Q. Can I install both PEAP client software from Cisco and PEAP client software from Microsoft on my machine?
A. PEAP client software from Cisco is complementary to PEAP client software from Microsoft. Users may choose to install either of these PEAP implementations on their client machines. When the Cisco PEAP supplicant is installed on a client machine, it completely replaces any existing MS-CHAP Version 2 PEAP supplicant on the machine.
Q. Can I use client certificate authentication with PEAP?
A. PEAP is based on server-side EAP-TLS. Client certificate authentication is not required-only the server is authenticated using certificates.

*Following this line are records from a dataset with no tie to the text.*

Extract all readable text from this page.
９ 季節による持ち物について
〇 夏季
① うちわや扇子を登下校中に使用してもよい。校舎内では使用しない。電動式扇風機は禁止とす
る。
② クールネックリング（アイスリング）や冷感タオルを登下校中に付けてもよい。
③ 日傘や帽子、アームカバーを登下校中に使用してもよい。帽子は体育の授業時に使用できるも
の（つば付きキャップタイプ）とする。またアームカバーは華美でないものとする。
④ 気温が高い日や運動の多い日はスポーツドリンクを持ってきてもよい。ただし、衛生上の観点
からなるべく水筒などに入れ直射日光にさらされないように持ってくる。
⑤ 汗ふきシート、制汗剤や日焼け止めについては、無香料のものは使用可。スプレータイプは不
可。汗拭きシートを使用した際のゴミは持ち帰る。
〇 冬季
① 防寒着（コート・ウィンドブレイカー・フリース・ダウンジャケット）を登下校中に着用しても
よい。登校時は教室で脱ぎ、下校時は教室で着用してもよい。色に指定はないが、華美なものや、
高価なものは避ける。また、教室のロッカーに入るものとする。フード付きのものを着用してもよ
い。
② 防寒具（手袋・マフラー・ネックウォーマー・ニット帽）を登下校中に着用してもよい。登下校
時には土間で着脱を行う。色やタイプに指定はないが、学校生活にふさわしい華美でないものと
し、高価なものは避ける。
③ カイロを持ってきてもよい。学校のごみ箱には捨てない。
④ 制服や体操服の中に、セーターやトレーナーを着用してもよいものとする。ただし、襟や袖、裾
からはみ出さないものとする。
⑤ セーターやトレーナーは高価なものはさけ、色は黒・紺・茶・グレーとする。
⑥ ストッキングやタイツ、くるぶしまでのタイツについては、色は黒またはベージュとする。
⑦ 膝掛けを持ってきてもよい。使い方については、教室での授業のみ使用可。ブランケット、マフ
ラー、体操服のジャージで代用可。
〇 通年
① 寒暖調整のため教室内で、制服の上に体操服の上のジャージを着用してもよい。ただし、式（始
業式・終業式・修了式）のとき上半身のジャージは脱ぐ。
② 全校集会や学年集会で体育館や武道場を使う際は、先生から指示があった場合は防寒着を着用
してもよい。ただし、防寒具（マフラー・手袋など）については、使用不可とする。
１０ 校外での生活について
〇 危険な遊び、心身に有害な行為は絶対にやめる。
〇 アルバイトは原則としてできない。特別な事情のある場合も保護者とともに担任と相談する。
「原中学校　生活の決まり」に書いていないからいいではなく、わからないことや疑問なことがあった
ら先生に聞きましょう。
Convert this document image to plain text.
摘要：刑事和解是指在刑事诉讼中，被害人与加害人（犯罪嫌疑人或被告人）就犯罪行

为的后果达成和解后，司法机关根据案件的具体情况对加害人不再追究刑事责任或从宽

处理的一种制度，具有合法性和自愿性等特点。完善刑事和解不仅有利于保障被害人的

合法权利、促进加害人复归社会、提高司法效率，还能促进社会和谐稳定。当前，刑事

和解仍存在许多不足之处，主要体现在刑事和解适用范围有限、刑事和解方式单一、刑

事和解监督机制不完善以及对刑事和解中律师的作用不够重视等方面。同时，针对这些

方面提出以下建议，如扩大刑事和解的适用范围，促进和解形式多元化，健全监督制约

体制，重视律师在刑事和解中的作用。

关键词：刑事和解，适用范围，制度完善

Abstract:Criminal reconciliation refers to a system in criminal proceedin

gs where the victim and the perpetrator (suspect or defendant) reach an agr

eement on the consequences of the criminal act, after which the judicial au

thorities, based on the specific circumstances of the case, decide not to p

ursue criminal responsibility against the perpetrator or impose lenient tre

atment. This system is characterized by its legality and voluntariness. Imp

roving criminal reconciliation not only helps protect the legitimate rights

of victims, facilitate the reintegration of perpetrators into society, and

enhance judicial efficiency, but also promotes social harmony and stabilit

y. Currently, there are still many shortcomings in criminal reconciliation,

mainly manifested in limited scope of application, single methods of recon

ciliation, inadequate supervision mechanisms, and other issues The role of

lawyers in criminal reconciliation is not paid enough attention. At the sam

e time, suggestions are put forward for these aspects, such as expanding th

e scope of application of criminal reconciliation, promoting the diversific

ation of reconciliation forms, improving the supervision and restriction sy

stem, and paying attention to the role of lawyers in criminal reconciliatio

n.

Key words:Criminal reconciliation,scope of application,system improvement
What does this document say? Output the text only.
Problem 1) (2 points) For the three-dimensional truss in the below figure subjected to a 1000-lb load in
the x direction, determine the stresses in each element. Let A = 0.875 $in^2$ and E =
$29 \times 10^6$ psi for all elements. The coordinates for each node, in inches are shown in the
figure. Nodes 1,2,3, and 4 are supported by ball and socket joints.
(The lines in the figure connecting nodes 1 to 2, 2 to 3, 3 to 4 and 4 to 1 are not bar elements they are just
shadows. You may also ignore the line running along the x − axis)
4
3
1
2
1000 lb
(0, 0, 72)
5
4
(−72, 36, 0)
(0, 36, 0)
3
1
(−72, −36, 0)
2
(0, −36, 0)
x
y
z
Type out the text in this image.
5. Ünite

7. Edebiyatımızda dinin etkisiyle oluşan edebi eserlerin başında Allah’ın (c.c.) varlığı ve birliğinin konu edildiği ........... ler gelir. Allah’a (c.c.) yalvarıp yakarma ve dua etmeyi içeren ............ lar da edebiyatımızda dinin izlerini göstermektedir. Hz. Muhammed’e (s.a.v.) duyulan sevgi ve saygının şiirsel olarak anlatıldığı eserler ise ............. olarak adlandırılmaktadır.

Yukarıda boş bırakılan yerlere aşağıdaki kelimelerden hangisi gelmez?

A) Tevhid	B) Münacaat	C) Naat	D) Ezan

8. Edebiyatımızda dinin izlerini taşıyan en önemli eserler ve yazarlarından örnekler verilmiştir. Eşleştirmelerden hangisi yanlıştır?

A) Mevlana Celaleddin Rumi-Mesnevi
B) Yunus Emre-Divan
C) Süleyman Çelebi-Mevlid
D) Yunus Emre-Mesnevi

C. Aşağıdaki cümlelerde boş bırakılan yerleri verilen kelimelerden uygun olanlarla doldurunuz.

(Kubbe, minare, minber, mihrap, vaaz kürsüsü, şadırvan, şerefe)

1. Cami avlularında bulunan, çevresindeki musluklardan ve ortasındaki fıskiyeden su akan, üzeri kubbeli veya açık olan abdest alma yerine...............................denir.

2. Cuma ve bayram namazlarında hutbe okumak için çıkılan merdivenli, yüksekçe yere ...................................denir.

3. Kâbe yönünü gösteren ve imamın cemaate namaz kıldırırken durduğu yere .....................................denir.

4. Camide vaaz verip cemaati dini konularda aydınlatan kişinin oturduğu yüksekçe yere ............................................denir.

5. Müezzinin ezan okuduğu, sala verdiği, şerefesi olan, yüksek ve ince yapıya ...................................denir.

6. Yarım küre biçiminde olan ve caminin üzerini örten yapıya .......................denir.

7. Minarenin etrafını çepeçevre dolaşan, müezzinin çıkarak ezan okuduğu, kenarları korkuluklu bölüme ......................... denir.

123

Q. Does PEAP provide single-login to Windows domains for passwords or OTP?
A. PEAP is compatible with single-login, which is a function of the client supplicant. Single-login function may be available with third-party utilities. The Windows PEAP supplicant (PEAP/MS-CHAPv2) supports single sign-on. Cisco's PEAP/GTC supplicant does not support single sign-on.
Q. How does silent session resume work during a PEAP session?
A. PEAP supports silent session resume (also known as Fast Reconnect) when only Phase 1 of PEAP is executed. In Phase 2, the previous authentication state is reused. Users are not required to reauthenticate until the PEAP session timeout expires. The PEAP session timer is independent of the RADIUS session timer, which is used to control the volatility of dynamic encryption keys with EAP.
Q. Can I use PEAP with LDAP or Novell NDS databases?
A. Yes. PEAP provides interoperability with both LDAP and Novell NDS.
Q. What is the difference between the Microsoft PEAP supplicant and the Cisco PEAP supplicant?
A. Both supplicants support PEAP, but each supports different methods of client authentication through the TLS tunnel. The Microsoft PEAP supplicant supports client authentication by only MS-CHAP Version 2, which limits user databases to those that support MS-CHAP Version 2, such as Windows NT Domains and Active Directory. The Cisco PEAP supplicant supports client authentication by OTPs and logon passwords, enabling support for OTP databases from vendors (such as RSA Security and Secure Computing Corporation) and logon password databases (such as LDAP and Novell NDS) as well as Microsoft databases. In addition, the Cisco PEAP client includes the ability to hide user name identities until the TLS encrypted tunnel is established. This provides additional confidentiality that user names are not being broadcast during the authentication phase.